In situ phase engineering during additive manufacturing enables high-performance soft-magnetic medium-entropy alloys
Zu-Rui Cao, Pengcheng Zhang, Bailing An, Dawei Li, Yao Yu, Jie Pan, Cheng Zhang, Lin Liu
Abstract
Additive manufacturing (AM) shows promise as a method for producing soft-magnetic multicomponent alloys for use in electric motors and sustainable electromobility applications. However, the simultaneous achievement of a high saturation magnetic flux density (Bs) and a low coercivity (Hc) in AM soft-magnetic materials remains challenging.

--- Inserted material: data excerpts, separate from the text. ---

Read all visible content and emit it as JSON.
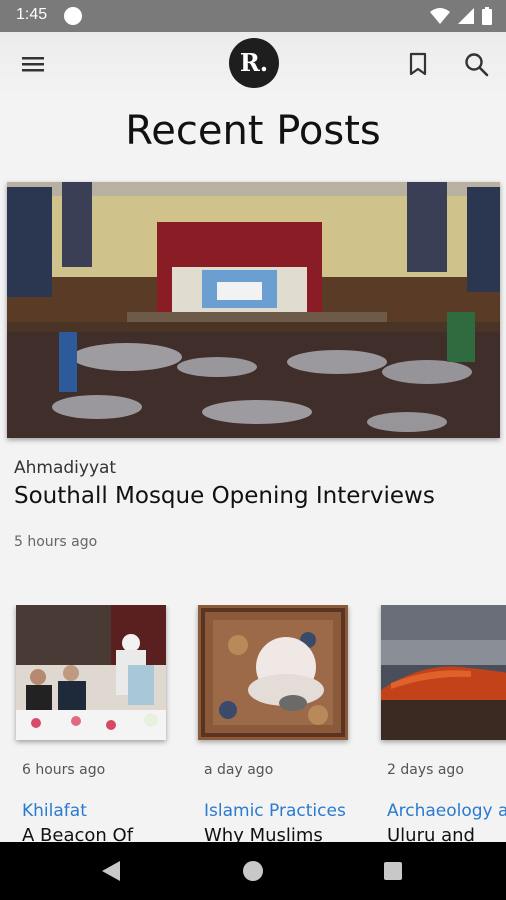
{
  "status_bar": {
    "time": "1:45",
    "icons": [
      "wifi-icon",
      "signal-icon",
      "battery-icon"
    ]
  },
  "app_bar": {
    "logo": "R.",
    "icons": [
      "menu-icon",
      "bookmark-icon",
      "search-icon"
    ]
  },
  "page": {
    "title": "Recent Posts"
  },
  "featured": {
    "category": "Ahmadiyyat",
    "title": "Southall Mosque Opening Interviews",
    "time": "5 hours ago"
  },
  "posts": [
    {
      "time": "6 hours ago",
      "category": "Khilafat",
      "title": "A Beacon Of"
    },
    {
      "time": "a day ago",
      "category": "Islamic Practices",
      "title": "Why Muslims"
    },
    {
      "time": "2 days ago",
      "category": "Archaeology and",
      "title": "Uluru and"
    }
  ],
  "colors": {
    "accent_link": "#2a7bd0",
    "status_bar": "#7a7a7a",
    "nav_bar": "#000000"
  }
}
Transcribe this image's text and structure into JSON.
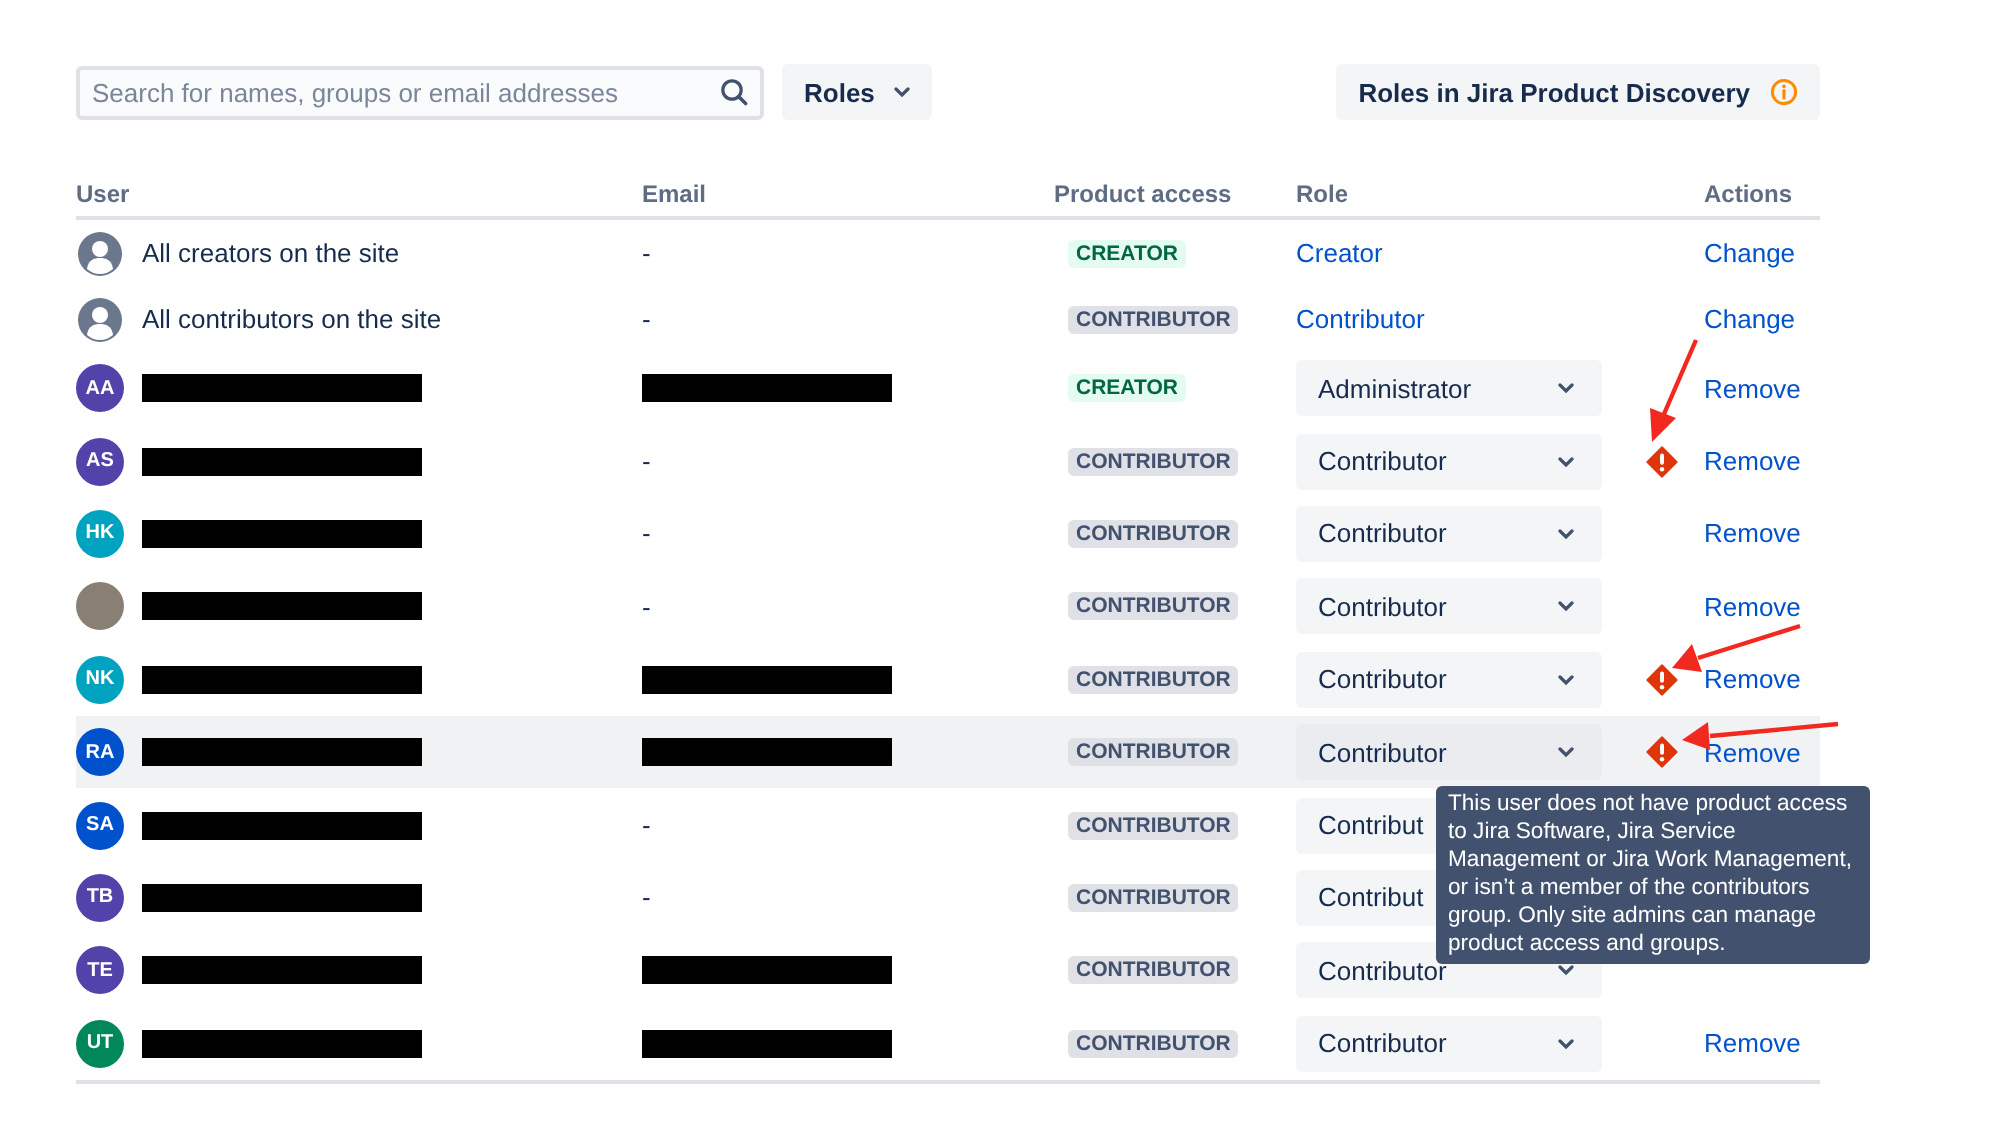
{
  "search": {
    "placeholder": "Search for names, groups or email addresses"
  },
  "roles_filter": {
    "label": "Roles"
  },
  "info_button": {
    "label": "Roles in Jira Product Discovery"
  },
  "table": {
    "columns": [
      "User",
      "Email",
      "Product access",
      "Role",
      "Actions"
    ],
    "rows": [
      {
        "kind": "group",
        "avatar": {
          "kind": "group"
        },
        "name": {
          "kind": "text",
          "text": "All creators on the site"
        },
        "email": {
          "kind": "text",
          "text": "-"
        },
        "access": {
          "kind": "creator",
          "label": "CREATOR"
        },
        "role": {
          "kind": "link",
          "label": "Creator"
        },
        "warning": false,
        "action": "Change",
        "highlighted": false
      },
      {
        "kind": "group",
        "avatar": {
          "kind": "group"
        },
        "name": {
          "kind": "text",
          "text": "All contributors on the site"
        },
        "email": {
          "kind": "text",
          "text": "-"
        },
        "access": {
          "kind": "contributor",
          "label": "CONTRIBUTOR"
        },
        "role": {
          "kind": "link",
          "label": "Contributor"
        },
        "warning": false,
        "action": "Change",
        "highlighted": false
      },
      {
        "kind": "user",
        "avatar": {
          "kind": "initials",
          "initials": "AA",
          "color": "#5243aa"
        },
        "name": {
          "kind": "redacted"
        },
        "email": {
          "kind": "redacted"
        },
        "access": {
          "kind": "creator",
          "label": "CREATOR"
        },
        "role": {
          "kind": "select",
          "label": "Administrator"
        },
        "warning": false,
        "action": "Remove",
        "highlighted": false
      },
      {
        "kind": "user",
        "avatar": {
          "kind": "initials",
          "initials": "AS",
          "color": "#5243aa"
        },
        "name": {
          "kind": "redacted"
        },
        "email": {
          "kind": "text",
          "text": "-"
        },
        "access": {
          "kind": "contributor",
          "label": "CONTRIBUTOR"
        },
        "role": {
          "kind": "select",
          "label": "Contributor"
        },
        "warning": true,
        "action": "Remove",
        "highlighted": false
      },
      {
        "kind": "user",
        "avatar": {
          "kind": "initials",
          "initials": "HK",
          "color": "#00a3bf"
        },
        "name": {
          "kind": "redacted"
        },
        "email": {
          "kind": "text",
          "text": "-"
        },
        "access": {
          "kind": "contributor",
          "label": "CONTRIBUTOR"
        },
        "role": {
          "kind": "select",
          "label": "Contributor"
        },
        "warning": false,
        "action": "Remove",
        "highlighted": false
      },
      {
        "kind": "user",
        "avatar": {
          "kind": "photo"
        },
        "name": {
          "kind": "redacted"
        },
        "email": {
          "kind": "text",
          "text": "-"
        },
        "access": {
          "kind": "contributor",
          "label": "CONTRIBUTOR"
        },
        "role": {
          "kind": "select",
          "label": "Contributor"
        },
        "warning": false,
        "action": "Remove",
        "highlighted": false
      },
      {
        "kind": "user",
        "avatar": {
          "kind": "initials",
          "initials": "NK",
          "color": "#00a3bf"
        },
        "name": {
          "kind": "redacted"
        },
        "email": {
          "kind": "redacted"
        },
        "access": {
          "kind": "contributor",
          "label": "CONTRIBUTOR"
        },
        "role": {
          "kind": "select",
          "label": "Contributor"
        },
        "warning": true,
        "action": "Remove",
        "highlighted": false
      },
      {
        "kind": "user",
        "avatar": {
          "kind": "initials",
          "initials": "RA",
          "color": "#0052cc"
        },
        "name": {
          "kind": "redacted"
        },
        "email": {
          "kind": "redacted"
        },
        "access": {
          "kind": "contributor",
          "label": "CONTRIBUTOR"
        },
        "role": {
          "kind": "select",
          "label": "Contributor"
        },
        "warning": true,
        "action": "Remove",
        "highlighted": true,
        "tooltip": "This user does not have product access to Jira Software, Jira Service Management or Jira Work Management, or isn’t a member of the contributors group. Only site admins can manage product access and groups."
      },
      {
        "kind": "user",
        "avatar": {
          "kind": "initials",
          "initials": "SA",
          "color": "#0052cc"
        },
        "name": {
          "kind": "redacted"
        },
        "email": {
          "kind": "text",
          "text": "-"
        },
        "access": {
          "kind": "contributor",
          "label": "CONTRIBUTOR"
        },
        "role": {
          "kind": "select",
          "label": "Contribut"
        },
        "warning": false,
        "highlighted": false
      },
      {
        "kind": "user",
        "avatar": {
          "kind": "initials",
          "initials": "TB",
          "color": "#5243aa"
        },
        "name": {
          "kind": "redacted"
        },
        "email": {
          "kind": "text",
          "text": "-"
        },
        "access": {
          "kind": "contributor",
          "label": "CONTRIBUTOR"
        },
        "role": {
          "kind": "select",
          "label": "Contribut"
        },
        "warning": false,
        "highlighted": false
      },
      {
        "kind": "user",
        "avatar": {
          "kind": "initials",
          "initials": "TE",
          "color": "#5243aa"
        },
        "name": {
          "kind": "redacted"
        },
        "email": {
          "kind": "redacted"
        },
        "access": {
          "kind": "contributor",
          "label": "CONTRIBUTOR"
        },
        "role": {
          "kind": "select",
          "label": "Contributor"
        },
        "warning": false,
        "highlighted": false
      },
      {
        "kind": "user",
        "avatar": {
          "kind": "initials",
          "initials": "UT",
          "color": "#00875a"
        },
        "name": {
          "kind": "redacted"
        },
        "email": {
          "kind": "redacted"
        },
        "access": {
          "kind": "contributor",
          "label": "CONTRIBUTOR"
        },
        "role": {
          "kind": "select",
          "label": "Contributor"
        },
        "warning": false,
        "action": "Remove",
        "highlighted": false
      }
    ]
  }
}
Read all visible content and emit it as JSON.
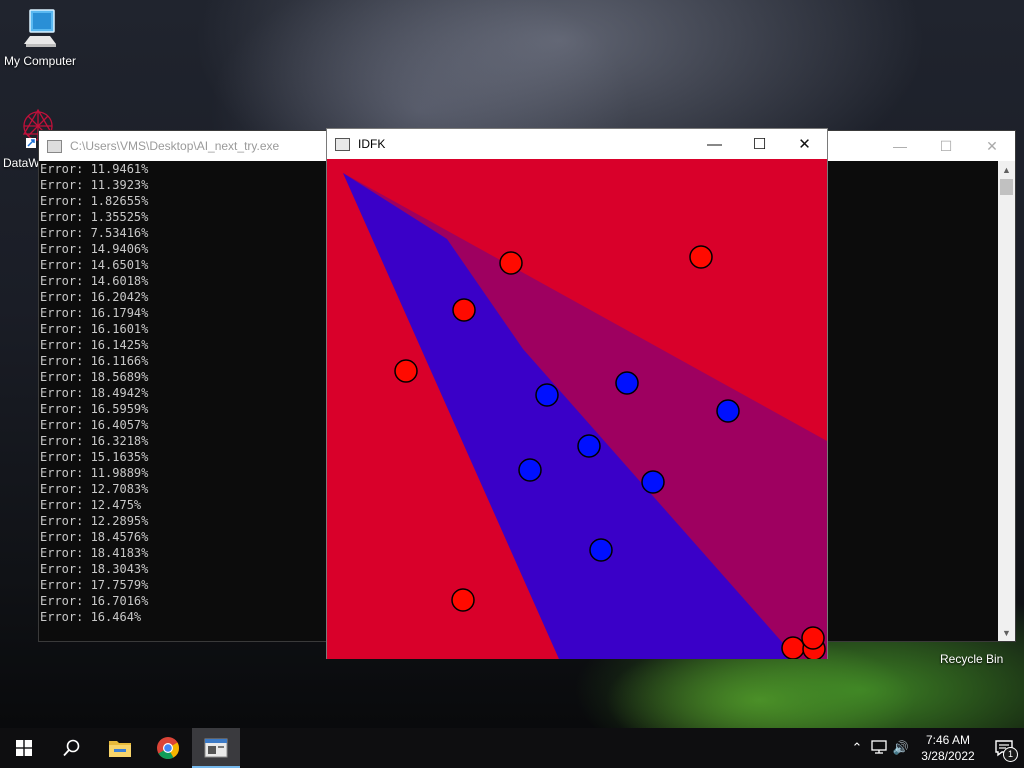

Herein, we present an approach that integrates an elemental powder mixture of Fe45Co30Ni25 with Fe2O3 nano-oxides, which is then subjected to laser powder bed fusion (LPBF) followed by high-temperature annealing to achieve an FCC-structured Fe45Co30Ni25 MEA/FeO composite. The FeO nanoparticles, a byproduct of the reaction between Fe powders and Fe2O3 nano-oxides, serve as nucleation sites for the formation of a single FCC phase in the MEA matrix. The resulting LPBF MEA/FeO composite has a Bs of 2.05 T and an exceedingly low Hc of 115 A m−1, compared to those of the BCC/FCC dual phase MEA and other state-of-the-art additively manufactured soft-magnetic alloys. In situ Lorentz transmission electron microscope (TEM) revealed that the low Hc of the FCC-structured MEA/FeO composite originates from the reduced pinning effect of grain boundaries in the FCC phase on domain wall movement compared with those in the FCC/BCC dual phase. Soft magnetic materials are critical components in the electric transport and energy sectors, such that even minor improvements in their properties can yield vast savings in energy. Here, Cao, Zhang and coauthors demonstrate via an additive manufacturing based approach, a medium entropy alloy with superior magnetic properties.